The age of AI, otherwise known as the third industrial revolution, many fear will disrupt the industries and displace humans. Autonomous cars will put drivers out of jobs and drones will displace your mailman. Does it seem evident that AI will eventually displace humankind in the hedge fund industry? We say NO. Here are three arguments why we don’t see AI automating investment decisions.
“Machine Learning is the field of study that gives computers the ability to learn without being explicitly programmed.”
It’s Not About Duplicating
A simple set of rules and some practice. That’s what it takes for a 16-year-old to learn driving. Humans don’t find it complicated to follow a simple set of rules - follow the traffic rules and don’t hit anybody. Then, it doesn’t seem too difficult to teach a machine to drive by itself. Plus, they only drink petrol. They are even quitting that nowadays. Automation is evident in the tasks humans have the capability to fully understand as machines will just bring in efficiency.

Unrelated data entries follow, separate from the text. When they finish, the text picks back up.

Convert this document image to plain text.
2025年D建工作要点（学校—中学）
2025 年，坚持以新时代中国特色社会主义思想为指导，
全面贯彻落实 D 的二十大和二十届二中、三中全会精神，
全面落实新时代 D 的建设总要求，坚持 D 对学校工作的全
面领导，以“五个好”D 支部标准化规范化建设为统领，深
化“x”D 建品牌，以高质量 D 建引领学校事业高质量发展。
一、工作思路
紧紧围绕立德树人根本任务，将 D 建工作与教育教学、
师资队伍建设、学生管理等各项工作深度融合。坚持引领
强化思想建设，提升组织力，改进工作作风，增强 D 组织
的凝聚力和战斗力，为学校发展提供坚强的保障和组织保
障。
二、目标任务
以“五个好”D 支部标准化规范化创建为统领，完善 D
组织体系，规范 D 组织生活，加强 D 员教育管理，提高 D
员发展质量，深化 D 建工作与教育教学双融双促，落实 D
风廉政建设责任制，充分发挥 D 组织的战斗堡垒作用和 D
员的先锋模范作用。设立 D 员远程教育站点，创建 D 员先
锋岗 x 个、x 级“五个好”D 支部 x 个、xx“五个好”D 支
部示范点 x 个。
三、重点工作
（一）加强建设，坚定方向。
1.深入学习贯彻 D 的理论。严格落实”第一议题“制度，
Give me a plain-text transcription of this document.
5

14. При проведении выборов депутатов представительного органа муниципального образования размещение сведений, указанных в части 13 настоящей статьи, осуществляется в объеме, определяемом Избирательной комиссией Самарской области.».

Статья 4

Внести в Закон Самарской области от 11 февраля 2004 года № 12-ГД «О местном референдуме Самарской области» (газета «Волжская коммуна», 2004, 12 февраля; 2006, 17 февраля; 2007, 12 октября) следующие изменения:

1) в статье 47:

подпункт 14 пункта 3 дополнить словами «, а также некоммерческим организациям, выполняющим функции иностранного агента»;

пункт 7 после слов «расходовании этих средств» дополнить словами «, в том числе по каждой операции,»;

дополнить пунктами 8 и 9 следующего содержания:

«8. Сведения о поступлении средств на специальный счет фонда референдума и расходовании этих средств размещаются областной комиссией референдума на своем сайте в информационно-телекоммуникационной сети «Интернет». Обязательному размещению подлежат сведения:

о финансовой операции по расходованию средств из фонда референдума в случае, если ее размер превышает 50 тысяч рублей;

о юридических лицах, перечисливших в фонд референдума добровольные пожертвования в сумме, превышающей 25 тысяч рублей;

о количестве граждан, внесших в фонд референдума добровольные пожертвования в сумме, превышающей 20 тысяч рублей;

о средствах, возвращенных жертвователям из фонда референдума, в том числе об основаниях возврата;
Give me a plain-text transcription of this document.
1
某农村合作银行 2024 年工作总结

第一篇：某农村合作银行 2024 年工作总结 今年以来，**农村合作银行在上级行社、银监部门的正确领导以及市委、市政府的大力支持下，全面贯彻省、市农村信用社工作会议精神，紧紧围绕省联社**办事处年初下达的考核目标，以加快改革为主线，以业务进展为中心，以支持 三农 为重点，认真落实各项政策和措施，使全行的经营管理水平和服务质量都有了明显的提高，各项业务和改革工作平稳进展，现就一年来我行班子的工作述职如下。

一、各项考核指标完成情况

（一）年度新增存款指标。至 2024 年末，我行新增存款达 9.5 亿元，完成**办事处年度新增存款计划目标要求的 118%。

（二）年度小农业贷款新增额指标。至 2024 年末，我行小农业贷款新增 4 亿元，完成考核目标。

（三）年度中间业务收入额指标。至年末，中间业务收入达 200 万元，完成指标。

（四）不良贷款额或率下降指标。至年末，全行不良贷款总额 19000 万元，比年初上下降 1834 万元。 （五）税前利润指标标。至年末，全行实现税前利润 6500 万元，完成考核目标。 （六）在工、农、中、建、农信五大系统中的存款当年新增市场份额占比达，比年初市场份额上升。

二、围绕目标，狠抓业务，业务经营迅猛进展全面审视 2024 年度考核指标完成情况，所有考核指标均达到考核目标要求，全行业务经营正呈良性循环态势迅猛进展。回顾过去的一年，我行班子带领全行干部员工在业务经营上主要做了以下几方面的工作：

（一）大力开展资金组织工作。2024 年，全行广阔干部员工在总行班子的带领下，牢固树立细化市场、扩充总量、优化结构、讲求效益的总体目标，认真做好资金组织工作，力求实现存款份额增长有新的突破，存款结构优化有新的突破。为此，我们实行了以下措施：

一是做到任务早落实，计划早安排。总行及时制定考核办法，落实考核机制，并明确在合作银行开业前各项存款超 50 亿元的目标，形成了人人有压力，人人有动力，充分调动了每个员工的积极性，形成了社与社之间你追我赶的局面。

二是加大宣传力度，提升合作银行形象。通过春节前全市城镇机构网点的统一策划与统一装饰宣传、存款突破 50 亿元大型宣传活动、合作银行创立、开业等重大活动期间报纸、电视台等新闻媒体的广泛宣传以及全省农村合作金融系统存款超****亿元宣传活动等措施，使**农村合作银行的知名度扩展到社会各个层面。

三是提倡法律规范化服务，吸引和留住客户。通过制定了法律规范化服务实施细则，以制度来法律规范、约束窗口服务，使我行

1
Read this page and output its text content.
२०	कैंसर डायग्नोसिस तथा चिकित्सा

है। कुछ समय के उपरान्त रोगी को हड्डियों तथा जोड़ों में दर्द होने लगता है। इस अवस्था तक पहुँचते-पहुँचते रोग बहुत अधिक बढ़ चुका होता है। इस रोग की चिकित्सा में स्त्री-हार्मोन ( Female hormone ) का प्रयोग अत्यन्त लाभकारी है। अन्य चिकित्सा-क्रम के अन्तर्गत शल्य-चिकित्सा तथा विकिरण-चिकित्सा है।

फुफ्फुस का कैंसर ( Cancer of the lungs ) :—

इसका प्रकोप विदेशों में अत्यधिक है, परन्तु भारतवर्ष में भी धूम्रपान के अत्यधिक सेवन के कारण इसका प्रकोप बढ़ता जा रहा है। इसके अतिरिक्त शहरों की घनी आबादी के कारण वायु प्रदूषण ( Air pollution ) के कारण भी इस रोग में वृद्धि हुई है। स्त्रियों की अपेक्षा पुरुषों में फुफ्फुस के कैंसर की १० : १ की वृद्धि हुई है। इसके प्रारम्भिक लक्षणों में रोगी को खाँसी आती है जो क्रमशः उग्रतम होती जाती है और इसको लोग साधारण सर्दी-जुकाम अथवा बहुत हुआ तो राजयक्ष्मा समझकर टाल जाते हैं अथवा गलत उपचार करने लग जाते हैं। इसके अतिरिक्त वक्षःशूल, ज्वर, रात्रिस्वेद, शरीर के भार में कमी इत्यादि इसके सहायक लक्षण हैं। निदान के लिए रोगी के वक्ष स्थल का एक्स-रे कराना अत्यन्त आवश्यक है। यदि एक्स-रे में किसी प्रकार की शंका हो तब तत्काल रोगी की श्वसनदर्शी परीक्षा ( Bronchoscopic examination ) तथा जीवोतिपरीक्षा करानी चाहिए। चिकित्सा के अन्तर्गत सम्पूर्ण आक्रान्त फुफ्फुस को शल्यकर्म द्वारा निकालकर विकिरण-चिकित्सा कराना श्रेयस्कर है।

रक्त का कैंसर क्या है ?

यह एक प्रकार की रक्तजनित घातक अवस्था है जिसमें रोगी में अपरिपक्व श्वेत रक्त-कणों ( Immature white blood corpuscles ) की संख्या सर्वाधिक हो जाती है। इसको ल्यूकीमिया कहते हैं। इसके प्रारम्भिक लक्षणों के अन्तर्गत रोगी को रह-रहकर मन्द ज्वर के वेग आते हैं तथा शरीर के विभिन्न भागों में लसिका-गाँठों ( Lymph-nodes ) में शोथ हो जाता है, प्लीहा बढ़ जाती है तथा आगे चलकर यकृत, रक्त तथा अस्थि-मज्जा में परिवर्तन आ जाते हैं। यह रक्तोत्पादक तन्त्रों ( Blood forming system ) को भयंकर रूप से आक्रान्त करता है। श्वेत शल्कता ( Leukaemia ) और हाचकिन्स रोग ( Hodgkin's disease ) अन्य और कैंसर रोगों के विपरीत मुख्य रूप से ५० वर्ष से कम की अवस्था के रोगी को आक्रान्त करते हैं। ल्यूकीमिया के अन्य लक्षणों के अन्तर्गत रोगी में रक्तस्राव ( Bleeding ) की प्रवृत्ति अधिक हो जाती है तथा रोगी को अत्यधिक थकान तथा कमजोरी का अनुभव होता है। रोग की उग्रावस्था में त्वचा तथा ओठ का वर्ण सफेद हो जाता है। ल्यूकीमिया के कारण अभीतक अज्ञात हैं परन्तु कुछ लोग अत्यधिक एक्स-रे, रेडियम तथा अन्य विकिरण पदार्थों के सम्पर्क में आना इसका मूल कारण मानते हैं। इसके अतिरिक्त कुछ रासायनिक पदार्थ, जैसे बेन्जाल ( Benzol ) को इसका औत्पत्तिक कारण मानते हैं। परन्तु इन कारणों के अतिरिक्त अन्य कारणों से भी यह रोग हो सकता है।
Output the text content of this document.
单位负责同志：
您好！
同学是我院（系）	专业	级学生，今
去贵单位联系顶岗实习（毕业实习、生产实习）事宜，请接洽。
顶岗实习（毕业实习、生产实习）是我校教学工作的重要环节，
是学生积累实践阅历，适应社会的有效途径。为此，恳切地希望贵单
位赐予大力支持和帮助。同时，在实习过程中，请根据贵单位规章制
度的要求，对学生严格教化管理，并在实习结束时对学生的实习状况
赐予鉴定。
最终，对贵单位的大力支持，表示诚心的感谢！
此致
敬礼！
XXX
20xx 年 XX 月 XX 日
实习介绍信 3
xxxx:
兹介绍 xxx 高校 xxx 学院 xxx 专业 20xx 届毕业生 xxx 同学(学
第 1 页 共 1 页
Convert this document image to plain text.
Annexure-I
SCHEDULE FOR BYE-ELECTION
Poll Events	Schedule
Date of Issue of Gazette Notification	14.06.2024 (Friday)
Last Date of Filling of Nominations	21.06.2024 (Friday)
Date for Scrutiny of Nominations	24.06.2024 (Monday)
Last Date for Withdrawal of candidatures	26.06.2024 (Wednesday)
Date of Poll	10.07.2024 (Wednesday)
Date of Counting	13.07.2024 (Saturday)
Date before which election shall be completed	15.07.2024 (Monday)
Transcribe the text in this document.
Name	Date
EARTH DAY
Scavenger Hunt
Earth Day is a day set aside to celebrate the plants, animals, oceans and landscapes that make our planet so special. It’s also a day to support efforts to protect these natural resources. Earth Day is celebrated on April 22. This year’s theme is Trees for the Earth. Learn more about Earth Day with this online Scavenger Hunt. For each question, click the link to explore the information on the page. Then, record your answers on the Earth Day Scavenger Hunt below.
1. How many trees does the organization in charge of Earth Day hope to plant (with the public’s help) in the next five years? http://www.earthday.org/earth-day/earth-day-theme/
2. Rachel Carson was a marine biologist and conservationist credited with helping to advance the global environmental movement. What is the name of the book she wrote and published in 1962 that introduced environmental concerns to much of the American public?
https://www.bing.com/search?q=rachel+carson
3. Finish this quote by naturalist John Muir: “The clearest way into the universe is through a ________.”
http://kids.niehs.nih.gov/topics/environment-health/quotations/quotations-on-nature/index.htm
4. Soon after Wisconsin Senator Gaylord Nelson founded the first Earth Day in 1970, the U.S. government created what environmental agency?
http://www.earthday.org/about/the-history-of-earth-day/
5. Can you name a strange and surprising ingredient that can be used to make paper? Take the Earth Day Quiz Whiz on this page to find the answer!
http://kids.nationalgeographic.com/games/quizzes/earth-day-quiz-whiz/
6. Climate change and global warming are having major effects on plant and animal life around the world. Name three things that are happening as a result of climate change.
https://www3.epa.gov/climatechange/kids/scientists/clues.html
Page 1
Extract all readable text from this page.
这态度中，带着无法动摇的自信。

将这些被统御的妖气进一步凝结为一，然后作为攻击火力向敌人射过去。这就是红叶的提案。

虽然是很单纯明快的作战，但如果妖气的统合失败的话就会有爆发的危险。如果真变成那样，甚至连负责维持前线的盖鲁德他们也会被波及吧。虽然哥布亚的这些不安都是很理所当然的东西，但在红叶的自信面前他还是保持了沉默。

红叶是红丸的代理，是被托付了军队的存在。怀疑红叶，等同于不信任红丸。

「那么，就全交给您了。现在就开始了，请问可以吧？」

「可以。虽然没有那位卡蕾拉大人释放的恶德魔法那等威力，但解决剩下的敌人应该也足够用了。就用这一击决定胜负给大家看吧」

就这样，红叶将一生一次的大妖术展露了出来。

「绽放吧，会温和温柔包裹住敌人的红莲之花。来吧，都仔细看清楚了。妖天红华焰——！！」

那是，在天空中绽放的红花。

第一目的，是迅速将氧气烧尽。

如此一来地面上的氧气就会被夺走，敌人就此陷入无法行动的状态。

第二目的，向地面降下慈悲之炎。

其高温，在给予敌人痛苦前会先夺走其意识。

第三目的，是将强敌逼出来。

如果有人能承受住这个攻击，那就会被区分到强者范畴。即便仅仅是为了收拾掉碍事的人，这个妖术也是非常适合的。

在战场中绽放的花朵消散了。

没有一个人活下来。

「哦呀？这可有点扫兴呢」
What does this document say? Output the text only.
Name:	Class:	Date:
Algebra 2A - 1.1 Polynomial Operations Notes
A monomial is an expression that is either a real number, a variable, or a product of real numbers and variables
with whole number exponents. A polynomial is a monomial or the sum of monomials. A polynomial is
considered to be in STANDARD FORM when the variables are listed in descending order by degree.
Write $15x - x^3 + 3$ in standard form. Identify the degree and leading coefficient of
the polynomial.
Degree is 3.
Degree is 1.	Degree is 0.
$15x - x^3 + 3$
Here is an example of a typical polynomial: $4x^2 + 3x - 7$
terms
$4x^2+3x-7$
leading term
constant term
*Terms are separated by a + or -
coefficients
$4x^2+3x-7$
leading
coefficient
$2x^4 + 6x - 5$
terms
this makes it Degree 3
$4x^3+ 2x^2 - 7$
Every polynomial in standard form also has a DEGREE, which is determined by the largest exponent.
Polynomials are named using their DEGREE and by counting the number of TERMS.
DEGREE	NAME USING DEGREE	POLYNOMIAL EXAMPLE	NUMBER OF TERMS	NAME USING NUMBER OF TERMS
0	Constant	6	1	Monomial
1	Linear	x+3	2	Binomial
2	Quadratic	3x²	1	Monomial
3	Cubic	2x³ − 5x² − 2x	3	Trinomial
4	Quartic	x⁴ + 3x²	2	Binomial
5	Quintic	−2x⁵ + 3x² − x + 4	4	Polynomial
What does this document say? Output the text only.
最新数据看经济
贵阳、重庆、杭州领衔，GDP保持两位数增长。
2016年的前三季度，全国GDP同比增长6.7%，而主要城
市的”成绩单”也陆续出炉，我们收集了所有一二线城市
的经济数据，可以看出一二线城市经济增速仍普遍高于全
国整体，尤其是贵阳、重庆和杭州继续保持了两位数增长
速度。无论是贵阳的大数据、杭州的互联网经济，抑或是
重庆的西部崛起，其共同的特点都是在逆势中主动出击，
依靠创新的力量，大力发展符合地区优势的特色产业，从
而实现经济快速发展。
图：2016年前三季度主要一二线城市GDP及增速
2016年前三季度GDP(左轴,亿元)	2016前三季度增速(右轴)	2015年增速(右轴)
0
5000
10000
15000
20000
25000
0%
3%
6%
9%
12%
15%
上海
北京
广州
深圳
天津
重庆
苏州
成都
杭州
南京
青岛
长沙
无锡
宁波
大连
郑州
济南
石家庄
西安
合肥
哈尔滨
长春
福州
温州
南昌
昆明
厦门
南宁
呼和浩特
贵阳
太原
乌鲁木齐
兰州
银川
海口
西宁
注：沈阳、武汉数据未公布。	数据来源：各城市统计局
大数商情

Making investment decisions, however, doesn’t come with a rule book. The market dynamics might be easy to understand but well convoluted for humans to predict the movements. Past decade or so we have been borrowing tools from other sciences to get more systematic in making investment decisions. PMs still haven’t found a magic potion to get returns with full certainty. The complexity in market dynamic makes it hard for a human brain to understand it completely. AI would, therefore, be a tool to deepen our understanding and not just duplicating our existing method. The uncertainty in this business is what will keep humans in-charge.
Not the Last Step
The rule is that you make money on something that others haven’t recognized yet. Firms have long been using algorithms and statistical arbitrage to predict market movements. It works at first but eventually faces crowding effect and that strategy doesn’t provide competitive advantage anymore.
Same is with AI. Machine learning techniques left to their own tend to overfit i.e. It finds nonsense patterns that will not hold up in a broader context. AI too will require upgrades and further innovations. This is especially true for financial data as information in price movements a decade ago might not be relevant to today’s situation.
To maintain competitive advantage, new developments are necessary which requires creative thinking. Can you automate creativity?
There is Going to Be Some Shake-Up
Knowing the Markovitz portfolio construction taught at business schools wouldn’t be sufficient for a PM to get hired. Hedge funds might not require analysts for basic decision making. Instead, the demand will be for engineers to automate basic tasks and for scientists and researchers to bring innovation in decision making and make investing more systematic.
Business models matter too. Although technical prowess will be important but not sufficient to run the business.